APOD: August 17, 1995 - Neptune: Big Blue Giant
Explanation:
This picture was taken by the
Voyager 2 spacecraft in 1986 - the only spacecraft ever to visit
Neptune.
Neptune will be the farthest planet from the
Sun until 1999, when the elliptical orbit of
Pluto will cause it to once again resume this status.
Neptune, like Uranus,
is composed mostly of liquid water, methane
and ammonia, is surrounded by a thick gas atmosphere of mostly hydrogen and
helium, and has many moons and rings.
Neptune's moon Triton is unlike any
other and has active volcanoes. The nature of
Triton's unusual orbit around
Neptune is the focus of much discussion and speculation.
APOD: August 14, 1995 - Mercury: Closest Planet to the Sun
Explanation:
This picture was compiled from images
taken by the NASA spacecraft Mariner 10 which flew by the
planet three times in 1974.
Mercury is the closest planet to the
Sun, the
second hottest planet (Venus
gets hotter), and the second smallest planet (Pluto is smaller).
Mercury rotates so slowly that one day there - "day" meaning the
normal time it takes from sunset to sunset - lasts 176 days on
Earth.

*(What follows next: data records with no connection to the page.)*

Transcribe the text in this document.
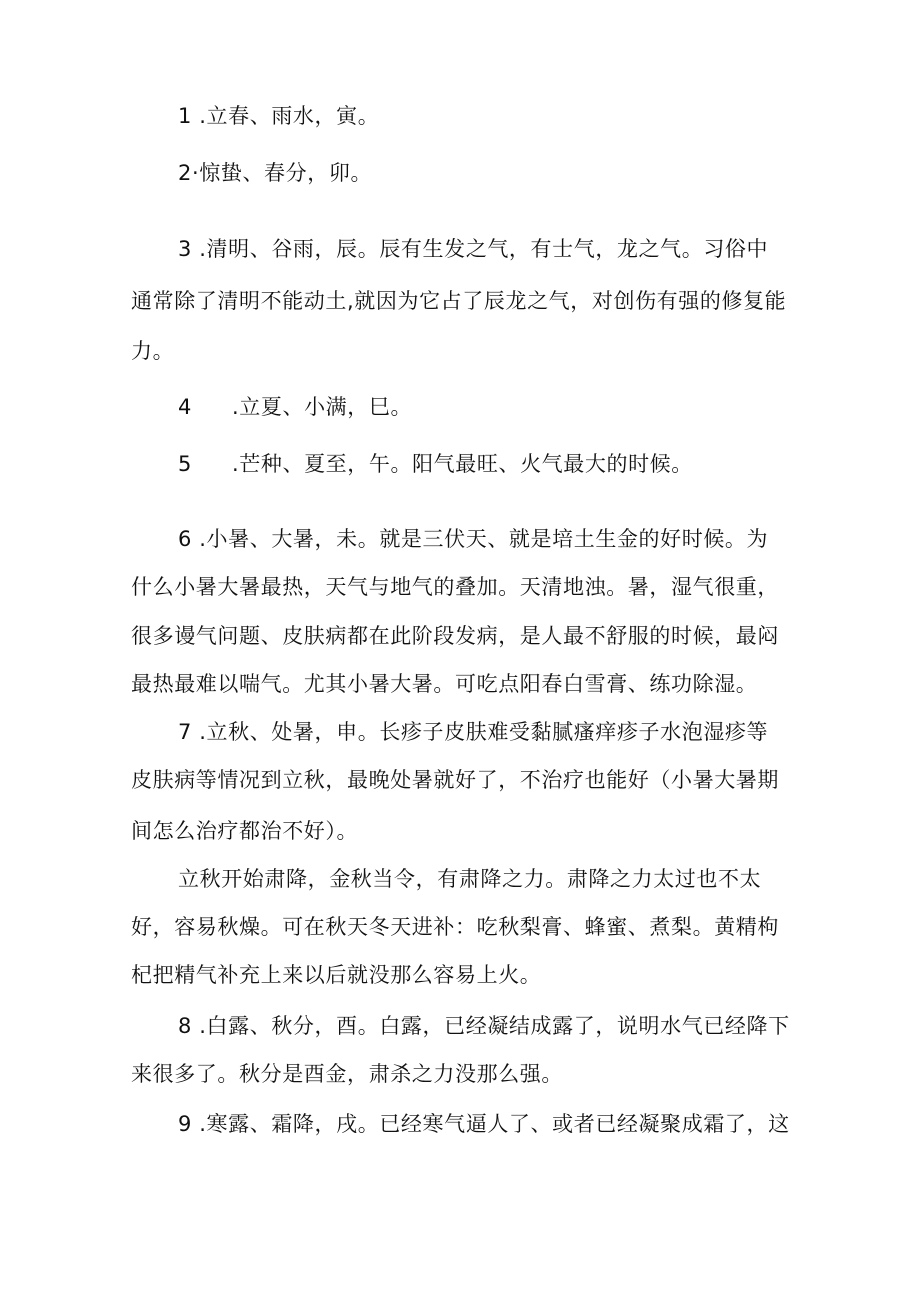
1 .立春、雨水，寅。
2·惊蛰、春分，卯。
3 .清明、谷雨，辰。辰有生发之气，有士气，龙之气。习俗中
通常除了清明不能动土,就因为它占了辰龙之气，对创伤有强的修复能
力。
4 .立夏、小满，巳。
5 .芒种、夏至，午。阳气最旺、火气最大的时候。
6 .小暑、大暑，未。就是三伏天、就是培土生金的好时候。为
什么小暑大暑最热，天气与地气的叠加。天清地浊。暑，湿气很重，
很多谩气问题、皮肤病都在此阶段发病，是人最不舒服的时候，最闷
最热最难以喘气。尤其小暑大暑。可吃点阳春白雪膏、练功除湿。
7 .立秋、处暑，申。长疹子皮肤难受黏腻瘙痒疹子水泡湿疹等
皮肤病等情况到立秋，最晚处暑就好了，不治疗也能好（小暑大暑期
间怎么治疗都治不好）。
立秋开始肃降，金秋当令，有肃降之力。肃降之力太过也不太
好，容易秋燥。可在秋天冬天进补：吃秋梨膏、蜂蜜、煮梨。黄精枸
杞把精气补充上来以后就没那么容易上火。
8 .白露、秋分，酉。白露，已经凝结成露了，说明水气已经降下
来很多了。秋分是酉金，肃杀之力没那么强。
9 .寒露、霜降，戌。已经寒气逼人了、或者已经凝聚成霜了，这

It is
difficult to see
Mercury not because it is dim but because it always
appears near the Sun, and is therefore only visible for a short time just
after sunset or just before sunrise. Mercury is made of rocky material
like Earth. No one knows why Mercury has the magnetic field that it does.
APOD: June 29, 1995 - The Earth-Moon System
Explanation:
A double planet? From 4 million miles away on December 16, 1992, NASA's
robot spacecraft
Galileo
took this picture of the Earth-moon system. The bright,
sunlit half of the Earth contrasts strongly with the darker subdued
colors of the moon.
Our moon is one of the largest moons in the solar system. It is
even larger than the planet Pluto. In this picture,
the Earth-moon system actually appears to be a double planet.